WOW. Looks like you'll have his business for a while!


----------



## jeffyk84 (Jul 28, 2010)

sweet jesus..i gotta get to disney...now


----------



## skycruiser (Aug 7, 2009)

it was caught on a 25 dollar beater spinning reel i bought at walmart a while back and a shitty pole that i packed in with my golf clubs. 8lb berkley vanish floro with a special color yamamoto senko that a friend in cali sends me. i had a hard time falling asleep last night


----------



## Nikster (Mar 14, 2007)

SUPER!

I've known people & heard of other MONSTER Bass being caught there at Disney. 

Nik,


----------



## NewbreedFishing (Apr 15, 2004)

wow! bet that beast sobered you up a bit
that customer will be happy for a long long time!!

:B awesome!


----------



## JTKessOH (Sep 19, 2009)

Awesome fish. I think I'll be skipping the parks next time I'm down there.


----------



## MDBuckeye (Sep 29, 2009)

I've seen big fish in there as well and figured they weren't pressured to much even being on a resort lake.
Congrats on a very nice fish!


----------



## Buzzin (Jun 22, 2010)

What a lucky customer! PIG!!!!


----------



## Shortdrift (Apr 5, 2004)

Great catch and very nice pictures. Did you get a promise on a future order?  Saw some pigs like that in the Disney Campground canals thirty years ago but couldn't get them to bite. Thanks for sharing and tell your customer OGF says CONGRATS!


----------



## cmalinowski (Aug 25, 2007)

Nice fish, I'm jealous. That makes the trip worth it I bet. I was down there with the family two years ago but I kept focus on my family and didn't take any gear with me, saw lots of big ones right at our resort in Disney, none where that big.


----------



## andesangler (Feb 21, 2009)

Very nice fish! I guess Disney does EVERYTHING in a big way. I'm not much for bass fishing any more, but seeing that thing reminds me that my daughter asked once about going to Disney...

andesangler


----------



## Flathead76 (May 2, 2010)

Nice fish congrats


----------



## WiseEyes (Apr 7, 2010)

Nice fish!!!! Flathead would that one be to big to fry up? ( Joke from another thread)


----------



## Flathead76 (May 2, 2010)

WiseEyes said:


> Nice fish!!!! Flathead would that one be to big to fry up? ( Joke from another thread)

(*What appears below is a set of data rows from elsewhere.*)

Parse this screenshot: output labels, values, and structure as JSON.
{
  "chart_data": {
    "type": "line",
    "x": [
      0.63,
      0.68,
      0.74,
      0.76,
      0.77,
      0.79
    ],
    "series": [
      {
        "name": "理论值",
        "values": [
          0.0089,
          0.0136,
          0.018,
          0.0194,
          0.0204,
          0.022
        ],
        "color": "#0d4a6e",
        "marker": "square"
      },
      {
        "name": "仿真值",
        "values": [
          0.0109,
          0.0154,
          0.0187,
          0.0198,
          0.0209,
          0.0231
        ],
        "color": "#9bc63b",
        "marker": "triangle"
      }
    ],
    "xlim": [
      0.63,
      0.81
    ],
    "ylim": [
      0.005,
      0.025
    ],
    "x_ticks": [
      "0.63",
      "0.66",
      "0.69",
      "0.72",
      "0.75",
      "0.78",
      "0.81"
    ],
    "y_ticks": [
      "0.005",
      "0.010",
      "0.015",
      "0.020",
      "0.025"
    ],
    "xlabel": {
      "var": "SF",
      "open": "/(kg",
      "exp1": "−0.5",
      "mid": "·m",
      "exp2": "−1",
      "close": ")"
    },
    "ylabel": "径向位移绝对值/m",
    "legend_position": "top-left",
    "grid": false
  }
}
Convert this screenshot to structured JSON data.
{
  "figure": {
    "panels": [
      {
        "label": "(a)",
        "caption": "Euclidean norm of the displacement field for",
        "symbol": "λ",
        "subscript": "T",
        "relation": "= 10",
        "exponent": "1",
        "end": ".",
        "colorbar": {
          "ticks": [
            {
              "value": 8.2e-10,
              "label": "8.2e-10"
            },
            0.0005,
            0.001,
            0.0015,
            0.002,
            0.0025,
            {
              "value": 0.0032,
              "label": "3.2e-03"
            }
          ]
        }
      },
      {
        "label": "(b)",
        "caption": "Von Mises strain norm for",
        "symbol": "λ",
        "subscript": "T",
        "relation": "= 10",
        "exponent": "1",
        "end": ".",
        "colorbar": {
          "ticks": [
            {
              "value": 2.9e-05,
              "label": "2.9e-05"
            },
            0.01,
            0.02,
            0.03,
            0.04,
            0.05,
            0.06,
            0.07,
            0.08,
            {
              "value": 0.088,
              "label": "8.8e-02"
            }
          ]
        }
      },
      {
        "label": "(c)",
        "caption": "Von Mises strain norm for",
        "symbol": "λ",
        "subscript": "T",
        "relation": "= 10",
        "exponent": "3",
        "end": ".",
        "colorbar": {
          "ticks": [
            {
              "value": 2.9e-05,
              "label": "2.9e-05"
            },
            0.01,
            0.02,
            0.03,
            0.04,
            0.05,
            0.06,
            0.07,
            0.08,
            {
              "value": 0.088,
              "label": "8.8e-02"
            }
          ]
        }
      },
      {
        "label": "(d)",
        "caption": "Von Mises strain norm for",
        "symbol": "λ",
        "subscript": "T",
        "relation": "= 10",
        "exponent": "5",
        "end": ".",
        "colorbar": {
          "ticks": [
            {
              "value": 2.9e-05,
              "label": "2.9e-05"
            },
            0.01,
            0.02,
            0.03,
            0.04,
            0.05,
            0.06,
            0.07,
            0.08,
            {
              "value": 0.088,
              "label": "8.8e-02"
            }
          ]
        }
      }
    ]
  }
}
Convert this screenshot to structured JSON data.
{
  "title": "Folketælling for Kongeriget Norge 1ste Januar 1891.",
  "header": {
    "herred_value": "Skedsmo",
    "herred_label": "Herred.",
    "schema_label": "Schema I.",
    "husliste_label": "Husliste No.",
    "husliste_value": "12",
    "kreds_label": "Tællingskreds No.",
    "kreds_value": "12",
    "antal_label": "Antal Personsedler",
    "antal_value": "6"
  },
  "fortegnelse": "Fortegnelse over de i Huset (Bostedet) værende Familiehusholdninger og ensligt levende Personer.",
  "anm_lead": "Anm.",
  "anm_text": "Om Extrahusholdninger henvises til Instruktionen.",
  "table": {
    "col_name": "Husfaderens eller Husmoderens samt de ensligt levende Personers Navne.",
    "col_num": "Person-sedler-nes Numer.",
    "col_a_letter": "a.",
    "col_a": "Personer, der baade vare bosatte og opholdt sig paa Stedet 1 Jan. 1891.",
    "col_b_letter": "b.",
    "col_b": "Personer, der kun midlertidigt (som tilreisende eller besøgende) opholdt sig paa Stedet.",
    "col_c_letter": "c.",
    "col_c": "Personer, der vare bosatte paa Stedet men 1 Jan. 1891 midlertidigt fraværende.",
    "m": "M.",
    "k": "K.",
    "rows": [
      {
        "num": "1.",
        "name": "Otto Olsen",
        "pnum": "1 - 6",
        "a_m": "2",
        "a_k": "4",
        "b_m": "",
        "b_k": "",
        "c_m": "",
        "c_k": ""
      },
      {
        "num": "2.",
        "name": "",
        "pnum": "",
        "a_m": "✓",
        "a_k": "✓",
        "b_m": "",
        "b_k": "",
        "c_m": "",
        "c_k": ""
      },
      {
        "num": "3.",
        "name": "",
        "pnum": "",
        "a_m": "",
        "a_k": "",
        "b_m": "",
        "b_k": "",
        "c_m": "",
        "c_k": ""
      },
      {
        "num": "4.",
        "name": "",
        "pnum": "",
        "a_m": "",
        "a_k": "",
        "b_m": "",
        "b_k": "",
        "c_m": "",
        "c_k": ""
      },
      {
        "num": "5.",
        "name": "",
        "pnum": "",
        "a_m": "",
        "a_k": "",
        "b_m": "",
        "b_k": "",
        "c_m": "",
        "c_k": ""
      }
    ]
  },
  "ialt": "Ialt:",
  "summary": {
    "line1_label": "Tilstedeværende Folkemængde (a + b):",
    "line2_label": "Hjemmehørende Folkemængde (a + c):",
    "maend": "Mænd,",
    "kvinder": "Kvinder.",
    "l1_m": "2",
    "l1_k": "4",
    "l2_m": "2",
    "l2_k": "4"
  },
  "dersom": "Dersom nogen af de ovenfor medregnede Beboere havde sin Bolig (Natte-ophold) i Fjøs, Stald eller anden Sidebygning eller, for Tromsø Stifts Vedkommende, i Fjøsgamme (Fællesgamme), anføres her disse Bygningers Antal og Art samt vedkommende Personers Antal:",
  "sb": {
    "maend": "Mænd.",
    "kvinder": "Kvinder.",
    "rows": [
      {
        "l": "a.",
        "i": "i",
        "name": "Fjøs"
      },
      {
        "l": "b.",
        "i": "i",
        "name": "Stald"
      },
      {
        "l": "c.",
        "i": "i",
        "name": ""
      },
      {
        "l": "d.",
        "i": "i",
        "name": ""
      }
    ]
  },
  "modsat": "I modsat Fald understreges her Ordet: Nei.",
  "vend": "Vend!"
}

I caught a 8 pound bass down in disney a few years ago on a cane pole from walmart. I released that fish. Disney is a great bass fishery. I would have been tempted to mount the OP fish that is a true trophy! Congrats again


----------



## AbuGarciaFan (Jun 21, 2010)

the jealously i feel is unmatched


----------



## SeaRayder (Jan 6, 2009)

Tim...that's awsome...who needs the theme parks for excitement!


----------



## skycruiser (Aug 7, 2009)

Thanks for the kind words everyone. It still seems a little surreal. we submitted the picture to Bassmaster magazine's lunker club. should show up in a future edition. 

Another one of my coworkers ended up catching a gorgeous 8lber at the Coronado resort at Disney...and this dude hardly ever fishes. goddamn senko's turn anyone into a fisherman, including me!


----------



## TerryMayberry (Dec 23, 2009)

skycruiser said:


> senko's turn anyone into a fisherman, including me!


Amen, Brother


----------



## homepiece (May 11, 2007)

Is anyone who is staying on resort allowed to fish there, or do you have to hire a guide?


----------



## skycruiser (Aug 7, 2009)

So the deal at Disney resorts is that you can't fish from the shore between 9am and 5pm...you have to hire a boat during that time which can run anywhere from 200 to 600 bucks. 

I really dont mind, my favorite times to fish are before 9am and after 5pm anyway! this fish was caught at 10:30pm, and if any of you go to Disney and want to fish at the caribbean resort PM me and i'll tell you the exact spot we slayed fish


----------